I don’t talk about my health problems very often, not even to my spouse. In fact he complains about his health more than I do and he’s perfectly healthy. When he was complaining the other day about how much he hurt after playing basketball I realized how ridiculous it was that he feels he can complain about pain and I who feel horrible pain at all times say nothing. The fact that I don’t feel I can complain is my fault though, not his. I am afraid of complaining. I’ve let all the messages of “positive thinking” and “don’t focus on your pain” go to my head. I’ve been taught to use the “everything is awesome” and “fake it till you make it” strategy, and clearly, it isn’t working for me.
Complaining about chronic illness
One reason is that when you have chronic health problems you get used to not being taken seriously. Our doctors tell us we need to get over our pain, our family wonders why we can’t just try harder, and we start to doubt our own feelings. When you’ve been informed by everyone around you that your illness can’t really be that bad, you start to internalize it. Even when things do get really difficult and your health takes a turn for the worse, you feel like you won’t be taken seriously no matter what you say, and therefore you minimize how unmanageable things are.

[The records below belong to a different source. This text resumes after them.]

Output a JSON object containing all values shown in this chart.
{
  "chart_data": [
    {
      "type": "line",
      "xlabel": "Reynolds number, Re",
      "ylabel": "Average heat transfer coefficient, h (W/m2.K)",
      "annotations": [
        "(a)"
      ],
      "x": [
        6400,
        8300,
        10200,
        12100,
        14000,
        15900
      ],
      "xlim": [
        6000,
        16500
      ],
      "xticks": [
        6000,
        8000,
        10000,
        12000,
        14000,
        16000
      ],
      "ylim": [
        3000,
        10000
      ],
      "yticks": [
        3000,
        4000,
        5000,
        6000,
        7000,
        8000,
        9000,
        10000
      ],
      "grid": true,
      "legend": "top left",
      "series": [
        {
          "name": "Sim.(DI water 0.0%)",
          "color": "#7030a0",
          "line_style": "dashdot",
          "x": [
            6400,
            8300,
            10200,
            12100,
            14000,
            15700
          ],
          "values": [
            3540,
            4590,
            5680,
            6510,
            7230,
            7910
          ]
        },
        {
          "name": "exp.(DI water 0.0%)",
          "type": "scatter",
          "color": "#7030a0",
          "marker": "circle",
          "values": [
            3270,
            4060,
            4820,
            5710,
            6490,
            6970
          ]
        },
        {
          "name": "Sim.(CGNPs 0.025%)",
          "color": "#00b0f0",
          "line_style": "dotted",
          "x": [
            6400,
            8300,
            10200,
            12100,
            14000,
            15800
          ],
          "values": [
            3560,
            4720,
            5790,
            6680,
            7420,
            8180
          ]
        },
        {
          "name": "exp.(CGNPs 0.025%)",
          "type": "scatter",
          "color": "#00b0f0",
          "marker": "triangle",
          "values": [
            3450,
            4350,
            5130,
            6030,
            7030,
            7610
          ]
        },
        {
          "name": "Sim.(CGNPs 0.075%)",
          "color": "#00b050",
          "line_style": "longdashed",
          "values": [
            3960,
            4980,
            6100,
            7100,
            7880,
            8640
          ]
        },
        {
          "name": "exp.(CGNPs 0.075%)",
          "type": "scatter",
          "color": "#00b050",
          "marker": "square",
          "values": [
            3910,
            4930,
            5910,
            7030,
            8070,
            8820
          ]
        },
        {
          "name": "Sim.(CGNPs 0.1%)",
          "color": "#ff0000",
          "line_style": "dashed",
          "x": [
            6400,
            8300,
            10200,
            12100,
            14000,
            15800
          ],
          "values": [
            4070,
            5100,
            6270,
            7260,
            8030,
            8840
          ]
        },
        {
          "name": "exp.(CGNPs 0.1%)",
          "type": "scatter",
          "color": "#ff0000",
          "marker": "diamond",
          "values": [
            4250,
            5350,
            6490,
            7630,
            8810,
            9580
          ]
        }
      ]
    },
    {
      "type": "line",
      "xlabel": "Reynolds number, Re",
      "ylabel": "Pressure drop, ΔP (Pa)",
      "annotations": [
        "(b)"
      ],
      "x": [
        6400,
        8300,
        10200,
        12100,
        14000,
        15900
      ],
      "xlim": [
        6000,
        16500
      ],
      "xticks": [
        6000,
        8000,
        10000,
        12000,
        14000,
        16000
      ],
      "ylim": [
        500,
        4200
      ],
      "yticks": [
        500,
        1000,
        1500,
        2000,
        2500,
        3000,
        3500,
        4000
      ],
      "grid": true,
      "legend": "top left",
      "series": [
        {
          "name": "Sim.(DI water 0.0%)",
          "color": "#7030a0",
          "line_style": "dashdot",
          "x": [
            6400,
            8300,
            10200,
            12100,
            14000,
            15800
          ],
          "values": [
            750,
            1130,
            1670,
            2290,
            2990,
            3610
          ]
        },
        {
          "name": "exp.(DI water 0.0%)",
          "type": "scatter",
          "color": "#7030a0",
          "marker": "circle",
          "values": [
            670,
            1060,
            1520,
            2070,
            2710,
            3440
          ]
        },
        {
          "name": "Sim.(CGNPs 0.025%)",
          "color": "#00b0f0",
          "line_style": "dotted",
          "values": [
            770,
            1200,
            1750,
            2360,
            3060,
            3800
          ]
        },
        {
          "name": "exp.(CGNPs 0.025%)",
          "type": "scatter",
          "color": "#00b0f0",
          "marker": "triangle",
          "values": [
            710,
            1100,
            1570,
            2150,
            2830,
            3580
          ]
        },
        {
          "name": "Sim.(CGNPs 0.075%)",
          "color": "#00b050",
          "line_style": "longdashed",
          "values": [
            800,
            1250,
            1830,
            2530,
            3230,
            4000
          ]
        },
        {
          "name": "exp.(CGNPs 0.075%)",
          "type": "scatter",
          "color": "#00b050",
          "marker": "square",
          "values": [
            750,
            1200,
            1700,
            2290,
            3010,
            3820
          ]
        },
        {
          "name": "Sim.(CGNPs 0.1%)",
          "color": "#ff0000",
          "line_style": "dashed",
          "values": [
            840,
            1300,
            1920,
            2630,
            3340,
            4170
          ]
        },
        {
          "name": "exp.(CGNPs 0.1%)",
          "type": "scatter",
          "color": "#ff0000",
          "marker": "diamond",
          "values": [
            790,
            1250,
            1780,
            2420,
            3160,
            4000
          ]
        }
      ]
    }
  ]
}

Another reason is that if we didn’t downplay our illnesses and how they affect our lives, we’d never talk about anything else. Chronic illness affects every single facet of our lives, and there is no escaping. It’s not socially acceptable to acknowledge that people with chronic pain live in constant misery. We’re supposed to be happy and positive, and we’re not supposed to acknowledge how hard things are. People don’t like to see the ugly parts of life, and that includes the ugly parts of living with a never-ending illness. No one wants to be around that person, the person who is always complaining about how hard their life is.

Finding a balance between sharing too much and sharing too little
I often joke about how I’ll never be one of those ideal, saintly sick people. You know, the Beth from “Little Woman” types, saintly thinking of others while stuck in bed and never complaining about their lot in life. In reality, people like that rarely exist because we’re real people, not ideal fictional characters.
I’ve never been great at finding a balance between sharing too much and not sharing anything. I’m aware that no one wants to be around a negative person, and so I try not to bring people down with the realities of my life. I don’t like to burden other people with my problems. Still, that stops me from sharing things that I probably should share and from making deeper meaningful relationships. Finding the balance between sharing too much and sharing too little is something I’m constantly working on. Too often I hold back because I don’t want to burden the other person.

You have a right to complain about your illness
One thing I’ve realized is while no one wants to hear the nitty-gritty details of my suffering, there’s nothing wrong with saying, “I am not doing very well. I am hurting and I am exhausted.” Healthy people say this all the time when they get sick, and just because that is true more often than it is in a healthy person doesn’t invalidate the complaint. Don’t let anyone accuse you of being negative just because you’re sharing what your life is really like. Everyone had the right to vent about their difficulties occasionally.